That contract has now been spectacularly broken
Adam Schiff (the ranking Democrat on the House Intelligence Committee) explains why the release of Nunes’s memo is such a terrible move.
As multiple investigations work to unearth the full truth, the president has lashed out with Nixonian ferocity at the Justice Department, the FBI, congressional investigators and the media.
However, unlike President Richard Nixon, who waged his Watergate fight without the same kind of vocal allies, Trump not only has an entire media ecosystem dedicated to shielding him from accountability but also senior Republicans on the Hill who have cast aside their duty to uphold the law and perform oversight in favor of protecting the Trump presidency — no matter the cost. Nunes may have wielded the committee gavel here, but the ultimate responsibility lies with House Speaker Paul D. Ryan (R-Wis.), who lacked the courage to stop him.
Ryan, who has never served on the Intelligence Committee, seems not to understand the central bargain underpinning the creation of the intelligence committees after Watergate. In exchange for the intelligence community’s willingness to reveal closely guarded national secrets to a select group of members and staff for the purposes of oversight, the committees and the congressional leadership pledged to handle that information responsibly and without regard to politics.
That contract has now been spectacularly broken by the creation of a partisan memo that misrepresents highly classified information that will never be made public. Intelligence agencies can no longer be confident that material they provide the committee will not be repurposed and manipulated for reasons having nothing to do with national security. As a result, they will be far more reluctant to share their secrets with us in the future. Moreover, sources of information that the agencies rely upon may dry up, since they can no longer count on secrecy when the political winds are blowing. This is a grave cost for short-term political gain.

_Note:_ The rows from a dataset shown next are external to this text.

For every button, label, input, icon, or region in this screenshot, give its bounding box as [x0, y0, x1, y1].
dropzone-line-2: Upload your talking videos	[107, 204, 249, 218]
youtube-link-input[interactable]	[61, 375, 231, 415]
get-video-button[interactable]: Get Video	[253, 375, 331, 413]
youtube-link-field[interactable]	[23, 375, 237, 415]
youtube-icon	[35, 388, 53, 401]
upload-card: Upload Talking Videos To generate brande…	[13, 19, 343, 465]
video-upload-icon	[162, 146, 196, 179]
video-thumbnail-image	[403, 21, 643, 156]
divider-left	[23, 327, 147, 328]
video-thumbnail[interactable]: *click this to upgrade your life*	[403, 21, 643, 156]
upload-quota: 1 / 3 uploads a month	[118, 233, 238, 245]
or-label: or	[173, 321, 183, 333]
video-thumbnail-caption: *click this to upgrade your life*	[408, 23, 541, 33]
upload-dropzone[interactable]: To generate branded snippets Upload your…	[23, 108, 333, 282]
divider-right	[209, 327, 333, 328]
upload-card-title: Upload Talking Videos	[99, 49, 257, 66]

We want Congress to oversee the intelligence agencies, because the alternative is the Hoover-era FBI or the Cold War CIA overthrowing elected governments all over the planet. We want oversight, but not if it’s done by corrupted hacks like Nunes.
I’m guessing that the odds on the American Experiment failing are getting worse for those betting against the proposition.
I’d argue that the Iraqi WMD thing did that already, to some extent at least.